U.S. imperial interests in the Pacific thwarted efforts to restore Queen Liliʻuokalani to power. Despite U.S. President Grover Cleveland’s acknowledgement to Congress that “a substantial wrong has been done” regarding the overthrow, and a well-organized resistance movement of Aloha ʻĀina leaders, efforts to reestablish the monarchy failed in the wake of the Spanish-American War and the violent consolidation of U.S. territorial interests in the Pacific that required Hawaiʻi as a foothold.
To reinforce and support America’s presence in Hawaiʻi, history was rewritten, and the true events of the overthrow were suppressed. Generations of Kānaka Maoli grew up believing that we gave up our kingdom for a better life under U.S. rule; but nothing could be further from the truth.
Today, we don’t have to look far to see that life under U.S. rule is not working. Depressing socioeconomic statistics, the high cost of living, and spiraling environmental degradation are all telltale signs that all is not well in our homeland. Kānaka Maoli fill Hawaiʻi’s prisons, Oʻahu’s aquifer was poisoned by the Navy, and the historic town of Lahaina was burned to ashes along with 100 innocent victims.

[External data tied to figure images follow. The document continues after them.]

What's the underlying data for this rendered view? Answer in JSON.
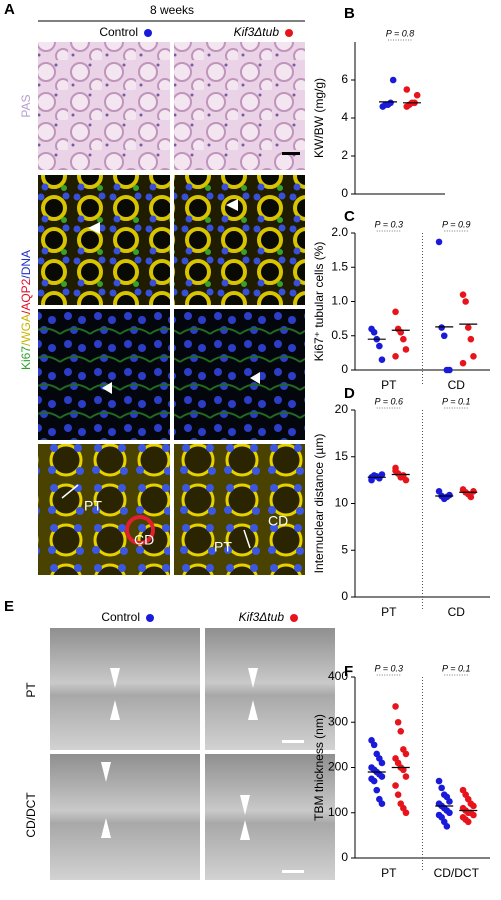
{
  "panels": {
    "A": {
      "letter": "A",
      "title": "8 weeks",
      "legend": [
        "Control",
        "Kif3Δtub"
      ],
      "stain": "PAS",
      "fluor": [
        "Ki67",
        "/WGA",
        "/AQP2",
        "/DNA"
      ],
      "labels": [
        "PT",
        "CD",
        "CD",
        "PT"
      ]
    },
    "E": {
      "letter": "E",
      "legend": [
        "Control",
        "Kif3Δtub"
      ],
      "rows": [
        "PT",
        "CD/DCT"
      ]
    }
  },
  "chart_data": [
    {
      "type": "dotplot",
      "letter": "B",
      "y_label": "KW/BW (mg/g)",
      "categories": [
        null
      ],
      "p_values": [
        "P = 0.8"
      ],
      "ylim": [
        0,
        8
      ],
      "yticks": [
        0,
        2,
        4,
        6
      ],
      "series": [
        {
          "color": "#1a1adb",
          "values": [
            [
              4.6,
              4.7,
              4.7,
              4.8,
              6.0
            ]
          ],
          "means": [
            4.85
          ]
        },
        {
          "color": "#e8141c",
          "values": [
            [
              4.6,
              4.7,
              4.8,
              4.8,
              5.2,
              5.5
            ]
          ],
          "means": [
            4.8
          ]
        }
      ]
    },
    {
      "type": "dotplot",
      "letter": "C",
      "y_label": "Ki67⁺ tubular cells (%)",
      "categories": [
        "PT",
        "CD"
      ],
      "p_values": [
        "P = 0.3",
        "P = 0.9"
      ],
      "ylim": [
        0,
        2
      ],
      "yticks": [
        0,
        0.5,
        {
          "value": 1,
          "label": "1.0"
        },
        1.5,
        {
          "value": 2,
          "label": "2.0"
        }
      ],
      "series": [
        {
          "color": "#1a1adb",
          "values": [
            [
              0.6,
              0.55,
              0.45,
              0.35,
              0.15
            ],
            [
              1.87,
              0.62,
              0.5,
              0,
              0
            ]
          ],
          "means": [
            0.45,
            0.63
          ]
        },
        {
          "color": "#e8141c",
          "values": [
            [
              0.85,
              0.6,
              0.55,
              0.45,
              0.3,
              0.2
            ],
            [
              1.1,
              1.0,
              0.62,
              0.45,
              0.2,
              0.1
            ]
          ],
          "means": [
            0.58,
            0.67
          ]
        }
      ]
    },
    {
      "type": "dotplot",
      "letter": "D",
      "y_label": "Internuclear distance (µm)",
      "categories": [
        "PT",
        "CD"
      ],
      "p_values": [
        "P = 0.6",
        "P = 0.1"
      ],
      "ylim": [
        0,
        20
      ],
      "yticks": [
        0,
        5,
        10,
        15,
        20
      ],
      "series": [
        {
          "color": "#1a1adb",
          "values": [
            [
              12.8,
              13.0,
              12.9,
              12.7,
              13.1,
              12.5
            ],
            [
              11.3,
              10.8,
              10.5,
              10.7,
              10.9
            ]
          ],
          "means": [
            12.8,
            10.8
          ]
        },
        {
          "color": "#e8141c",
          "values": [
            [
              13.5,
              13.2,
              12.8,
              13.0,
              12.5,
              13.8
            ],
            [
              11.5,
              11.2,
              11.0,
              10.7,
              11.3
            ]
          ],
          "means": [
            13.1,
            11.2
          ]
        }
      ]
    },
    {
      "type": "dotplot",
      "letter": "F",
      "y_label": "TBM thickness (nm)",
      "categories": [
        "PT",
        "CD/DCT"
      ],
      "p_values": [
        "P = 0.3",
        "P = 0.1"
      ],
      "ylim": [
        0,
        400
      ],
      "yticks": [
        0,
        100,
        200,
        300,
        400
      ],
      "series": [
        {
          "color": "#1a1adb",
          "values": [
            [
              260,
              250,
              230,
              220,
              210,
              200,
              195,
              190,
              185,
              180,
              175,
              170,
              150,
              130,
              120
            ],
            [
              170,
              155,
              140,
              135,
              125,
              120,
              115,
              110,
              105,
              100,
              95,
              90,
              80,
              70
            ]
          ],
          "means": [
            190,
            115
          ]
        },
        {
          "color": "#e8141c",
          "values": [
            [
              335,
              300,
              280,
              240,
              230,
              220,
              210,
              200,
              195,
              180,
              160,
              140,
              120,
              110,
              100
            ],
            [
              150,
              140,
              130,
              120,
              115,
              110,
              105,
              100,
              100,
              95,
              90,
              85,
              80
            ]
          ],
          "means": [
            200,
            105
          ]
        }
      ]
    }
  ]
}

It’s been 131 years since the overthrow and despite decades of adversity Kānaka Maoli are still here. Our population rallied from a low of 37,000 in 1900 to 680,000 strong today. Calls for Hawaiian sovereignty and self-determination have been ongoing since the 1980s and struggles to take back control of our lands and water are on the rise.
Nine years ago, the Queen’s Court led by a Kailana Moa-Eli marked the overthrow with a peaceful march from Maunaʻala (Royal Mausoleum) to ʻIolani Palace with a handful of Aloha ʻĀina protectors. This event evolved into the annual ʻOnipaʻa Peace March with thousands of participants each year – including dozens of schools – who congregate on the palace grounds for speeches, music and education.
On Wednesday, Jan. 17, 2024, we are gathering and marching as one lāhui acknowledging and remembering the wrongs done to our kūpuna so future generations will never forget and carry the struggle forward for a livable future that is possible only through the liberation of Hawaiʻi’s Indigenous people.